I for sure wanted to see this view, as I knew it wouldn’t be as disspointing as the rest of the components of this date. The thing about trauma surgeons is they’re loaded. I had already calculated out his potential earnings before the evening began because online dating and googling salaries goes hand in hand like Piperacillin & Tazobactam. I calculated it out to be roughly a half a million before taxes. This is on the upper end of the physician pay scale as other types of insurance (car, ect.) pay a lot of the bills for the stuff he deals with. Health insurance in general tends to pay doctors the amount it costs in toilet paper to wipe their asses in the morning. And sometimes a lot of shit come out of them, so sometimes it can go as high as 13 Pesos.

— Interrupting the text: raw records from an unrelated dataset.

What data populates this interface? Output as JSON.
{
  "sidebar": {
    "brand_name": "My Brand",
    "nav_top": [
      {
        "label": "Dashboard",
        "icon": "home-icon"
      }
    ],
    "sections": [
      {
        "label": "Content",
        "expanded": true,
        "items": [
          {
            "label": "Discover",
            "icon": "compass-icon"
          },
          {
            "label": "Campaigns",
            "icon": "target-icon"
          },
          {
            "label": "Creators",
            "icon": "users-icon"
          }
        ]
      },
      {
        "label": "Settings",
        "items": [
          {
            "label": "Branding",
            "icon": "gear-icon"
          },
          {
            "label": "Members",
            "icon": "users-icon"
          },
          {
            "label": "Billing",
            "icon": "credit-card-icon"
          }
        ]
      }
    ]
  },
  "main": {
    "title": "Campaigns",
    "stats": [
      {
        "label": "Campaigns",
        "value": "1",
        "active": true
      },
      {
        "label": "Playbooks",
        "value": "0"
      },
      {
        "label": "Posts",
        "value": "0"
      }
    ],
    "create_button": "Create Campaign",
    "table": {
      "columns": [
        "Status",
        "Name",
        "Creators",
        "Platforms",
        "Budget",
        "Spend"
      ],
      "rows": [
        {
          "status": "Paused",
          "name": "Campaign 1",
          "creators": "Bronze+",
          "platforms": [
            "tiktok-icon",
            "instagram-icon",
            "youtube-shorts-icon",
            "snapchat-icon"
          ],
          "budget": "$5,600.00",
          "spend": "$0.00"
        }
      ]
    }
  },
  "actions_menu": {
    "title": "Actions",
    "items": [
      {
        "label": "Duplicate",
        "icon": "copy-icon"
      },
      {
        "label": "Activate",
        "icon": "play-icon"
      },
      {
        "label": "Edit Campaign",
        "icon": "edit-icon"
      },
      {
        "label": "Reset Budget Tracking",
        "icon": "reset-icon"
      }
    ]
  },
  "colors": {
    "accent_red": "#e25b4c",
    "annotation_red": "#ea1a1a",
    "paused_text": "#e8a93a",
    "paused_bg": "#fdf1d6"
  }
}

The view was stunning, it really was. At this point I had had a couple in me and as soon as he goes for the kiss I willingly accepted.
“OOOOOWWWW!” WHAT WAS THAT?! All I could feel were daggers going into my lips. Stunned, I wasn’t sure what to make out of it. Did he just bite me? Was he a transplant surgeon as well and replaced with teeth with mini machetes? Maybe it was a mistake, those commonly happen on first kisses, especially once the ETOH starts to kick in. We go in for another kiss.
“OUCH!!!” I couldn’t believe it. This was this guy’s actual kissing style. Ok, time to move on. Test CN 11 and just turn the head, make him work done the neck. OK, slightly better. His hand starts to reach up my dress. Maybe this session is salvagable.
“WHOA BUDDY!” Dr. Trauma misses my awaiting lady bits completely and heads straight for my anal sphincter. Maybe he missed? I’ll just do a little wiggle jiggle and try to reposition him. He could have missed this chapter in anatomy class. Next door my friend. Then again! Maybe he felt he didn’t get enough stool for the Guaic test on the first try. I felt a twinge in my belly button he pushed so hard. I reach down to make sure my vagina and accompaning accessories were still present and where I last left them. Confirming my venus butterfly was intact and in it’s proper place I decide to reposition his phalanges myself.
“No, I want this.” He said in a deep breathy voice.
Having my anal wink reflex tested on the first date is not my idea of a good time. Especially when I have a perfectly good purple people penis eater that is being completely neglected.
“I hear my beeper!” I explained, hopping out of the sheets like they were doused in hot sauce and my gluteus maximus was on fire.
“But you’re off tonight.”
Struggling to find my fake pager that doesn’t exist and on silent mode to boot, “That I am. But not as off as you were buddy.” I grabbed my purse and jetted out the door. I wasn’t sure if I was leaving a trail of pellets behind me, but I couldn’t look back.
Monday I rolled into work and cautiously sat myself down for morning conference. My partner looks at me with broad concerned eyes.
“Dude, your lip is pretty fucked up. What the hell happen? You get hit with a retractor in the OR again?”
“You think this is bad, you should see my asshole” I replied.